Pension proposal is unconstitutional
The latest version of pension “reform” legislation introduced by state Rep. Elaine Nekritz, a Northbrook Democrat, is an improbable step backward in efforts to save public pensions. Foremost in its regression is language that impairs and diminishes the constitutionally guaranteed pension benefits being received by current retirees. There is one indisputable fact that cannot be ignored: Cutting or diminishing benefits to those already retired is a violation of the Illinois Constitution.
Furthermore, it is important to remember why these guarantees exist in the first place. Today, the unfunded liability of the Teachers’ Retirement System is around 50 percent. When the authors of our Constitution crafted the language we abide by today, the unfunded liability of the public systems was virtually the same. A teacher’s pension is a result of a solemn promise between the employee and the employer (constitutionally, the State of Illinois). At every juncture teachers, as the employees, held up their end of the bargain: They spent a career in the classroom, imparting priceless knowledge to young people in return for a middle class salary and the promise of financial security in their post-teaching years. They contributed 9.4 percent of their income to that retirement security and were not entitled to contribute to Social Security.
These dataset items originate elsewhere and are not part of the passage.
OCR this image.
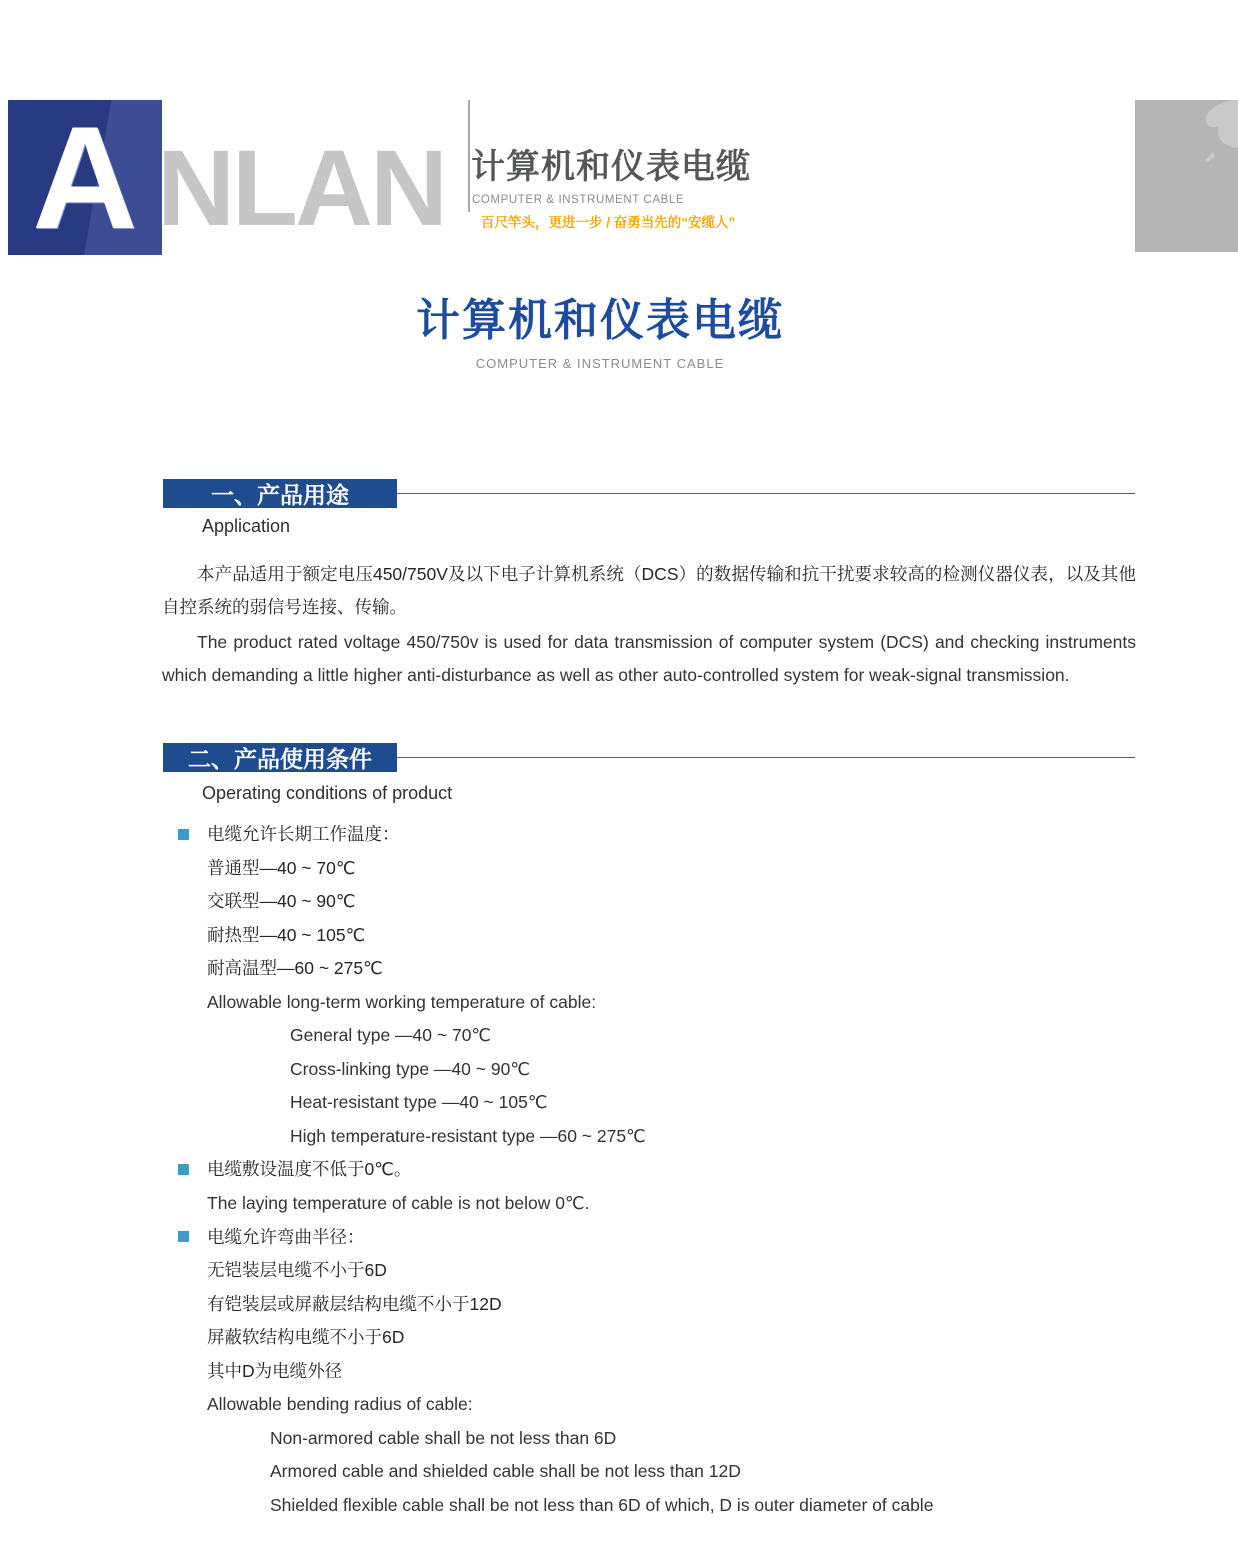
A NLAN 计算机和仪表电缆
COMPUTER & INSTRUMENT CABLE
百尺竿头，更进一步 / 奋勇当先的“安缆人”
计算机和仪表电缆
COMPUTER & INSTRUMENT CABLE
一、产品用途
Application
本产品适用于额定电压450/750V及以下电子计算机系统（DCS）的数据传输和抗干扰要求较高的检测仪器仪表，以及其他自控系统的弱信号连接、传输。
The product rated voltage 450/750v is used for data transmission of computer system (DCS) and checking instruments which demanding a little higher anti-disturbance as well as other auto-controlled system for weak-signal transmission.
二、产品使用条件
Operating conditions of product
电缆允许长期工作温度：
普通型—40 ~ 70℃
交联型—40 ~ 90℃
耐热型—40 ~ 105℃
耐高温型—60 ~ 275℃
Allowable long-term working temperature of cable:
General type —40 ~ 70℃
Cross-linking type —40 ~ 90℃
Heat-resistant type —40 ~ 105℃
High temperature-resistant type —60 ~ 275℃
电缆敷设温度不低于0℃。
The laying temperature of cable is not below 0℃.
电缆允许弯曲半径：
无铠装层电缆不小于6D
有铠装层或屏蔽层结构电缆不小于12D
屏蔽软结构电缆不小于6D
其中D为电缆外径
Allowable bending radius of cable:
Non-armored cable shall be not less than 6D
Armored cable and shielded cable shall be not less than 12D
Shielded flexible cable shall be not less than 6D of which, D is outer diameter of cable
To protect working men and women from the arbitrary nature of future General Assemblies and their tendency to misappropriate budgets, the constitutional authors guaranteed the retirement security of public workers by specifically determining that pensions are enforceable contracts under the law.
Until this legal guarantee is seriously addressed in negotiations over public pensions, we will not be able to seriously address pension reform.